Stanowe społeczeństwo feudalne przestało istnieć na rzecz społeczeństwa ludzi wolnych, mogących decydować o swoim miejscu zamieszkania czy pracy. Wraz z rozwojem fabryk ugruntowała się pozycja burżuazji przemysłowej.
Drobni przedsiębiorcy oraz przedstawiciele inteligencji ukształtowali grupę drobnomieszczańską.
Chłopi, którzy nie znaleźli zatrudnienia na wsi wraz z rzemieślnikami, którzy utracili pracę przez tanią produkcję maszynową, zaczęli tworzyć zupełnie nową klasę społeczną – robotników. Do tej grupy zaliczano także mało wykwalifikowanych robotników okresowych, ale też cieszący się szacunkiem mechanicy czy technicy.

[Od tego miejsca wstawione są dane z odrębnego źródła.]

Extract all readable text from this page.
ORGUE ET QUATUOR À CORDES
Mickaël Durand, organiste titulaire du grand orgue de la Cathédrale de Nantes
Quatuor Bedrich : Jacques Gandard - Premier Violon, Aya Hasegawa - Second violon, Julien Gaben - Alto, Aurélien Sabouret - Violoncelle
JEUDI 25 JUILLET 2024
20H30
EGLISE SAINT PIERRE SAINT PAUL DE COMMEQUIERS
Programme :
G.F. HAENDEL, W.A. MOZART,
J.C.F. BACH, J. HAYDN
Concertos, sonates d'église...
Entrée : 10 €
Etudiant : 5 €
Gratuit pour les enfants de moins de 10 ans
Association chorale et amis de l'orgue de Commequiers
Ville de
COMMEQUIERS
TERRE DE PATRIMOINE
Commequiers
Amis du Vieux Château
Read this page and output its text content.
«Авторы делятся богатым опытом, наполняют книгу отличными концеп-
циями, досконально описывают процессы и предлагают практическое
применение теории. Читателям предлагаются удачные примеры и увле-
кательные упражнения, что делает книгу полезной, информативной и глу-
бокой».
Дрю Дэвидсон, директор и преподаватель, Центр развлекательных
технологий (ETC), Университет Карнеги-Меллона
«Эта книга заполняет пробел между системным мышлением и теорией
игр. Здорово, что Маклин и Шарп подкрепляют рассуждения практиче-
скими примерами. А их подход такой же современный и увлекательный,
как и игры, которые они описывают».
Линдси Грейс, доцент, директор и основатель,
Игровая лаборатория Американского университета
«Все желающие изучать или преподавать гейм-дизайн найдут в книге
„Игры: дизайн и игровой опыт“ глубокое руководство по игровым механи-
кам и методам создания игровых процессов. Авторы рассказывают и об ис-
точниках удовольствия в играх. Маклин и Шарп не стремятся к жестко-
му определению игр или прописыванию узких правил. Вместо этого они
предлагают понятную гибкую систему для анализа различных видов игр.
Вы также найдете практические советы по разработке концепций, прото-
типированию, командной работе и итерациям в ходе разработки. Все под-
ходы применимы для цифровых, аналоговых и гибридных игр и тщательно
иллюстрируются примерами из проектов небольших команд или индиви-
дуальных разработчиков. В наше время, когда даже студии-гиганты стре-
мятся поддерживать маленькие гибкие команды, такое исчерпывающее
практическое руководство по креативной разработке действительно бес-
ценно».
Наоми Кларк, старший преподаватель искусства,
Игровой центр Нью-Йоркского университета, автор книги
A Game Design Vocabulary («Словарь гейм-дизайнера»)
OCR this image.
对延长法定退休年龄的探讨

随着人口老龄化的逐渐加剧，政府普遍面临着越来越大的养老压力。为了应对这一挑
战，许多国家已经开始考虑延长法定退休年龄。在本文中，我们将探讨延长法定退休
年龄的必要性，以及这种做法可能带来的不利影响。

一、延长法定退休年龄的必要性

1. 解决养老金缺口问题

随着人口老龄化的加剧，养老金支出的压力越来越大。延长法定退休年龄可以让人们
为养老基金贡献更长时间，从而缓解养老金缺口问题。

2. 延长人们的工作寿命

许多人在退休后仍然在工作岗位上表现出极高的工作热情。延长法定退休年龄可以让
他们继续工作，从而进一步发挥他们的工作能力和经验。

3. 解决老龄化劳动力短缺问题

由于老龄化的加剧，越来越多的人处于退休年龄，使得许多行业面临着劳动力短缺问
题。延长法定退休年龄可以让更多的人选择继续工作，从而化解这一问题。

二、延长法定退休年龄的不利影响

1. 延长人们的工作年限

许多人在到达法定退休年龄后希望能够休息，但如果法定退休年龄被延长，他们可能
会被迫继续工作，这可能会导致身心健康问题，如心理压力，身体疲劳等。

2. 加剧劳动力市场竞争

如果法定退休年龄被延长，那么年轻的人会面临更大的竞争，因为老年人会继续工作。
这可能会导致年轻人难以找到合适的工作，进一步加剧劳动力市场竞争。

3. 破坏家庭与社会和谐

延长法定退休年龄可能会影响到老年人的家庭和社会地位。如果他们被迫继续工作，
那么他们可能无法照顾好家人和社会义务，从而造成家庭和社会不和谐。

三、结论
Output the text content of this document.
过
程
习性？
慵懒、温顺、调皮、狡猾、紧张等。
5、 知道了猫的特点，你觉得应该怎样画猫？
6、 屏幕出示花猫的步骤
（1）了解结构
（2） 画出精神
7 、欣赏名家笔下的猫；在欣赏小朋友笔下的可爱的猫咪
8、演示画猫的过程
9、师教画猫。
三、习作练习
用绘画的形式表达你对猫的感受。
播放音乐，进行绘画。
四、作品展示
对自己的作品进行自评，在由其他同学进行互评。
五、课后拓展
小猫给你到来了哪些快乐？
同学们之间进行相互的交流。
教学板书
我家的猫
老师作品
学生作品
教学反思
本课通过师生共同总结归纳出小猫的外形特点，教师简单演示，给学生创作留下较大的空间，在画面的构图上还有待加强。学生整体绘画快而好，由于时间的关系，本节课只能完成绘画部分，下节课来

Warunki życia i pracy robotników były bardzo ciężkie. Umowy chroniły pracodawcę, a nie pracowników fabryk – prowadziło to do wykorzystywania ich do granic możliwości. Głodowa wypłata, praca po kilkanaście godzin dziennie, w niebezpiecznych warunkach, bez możliwości negocjacji powodowała stopniową degenerację i pauperyzację środowiska robotniczego.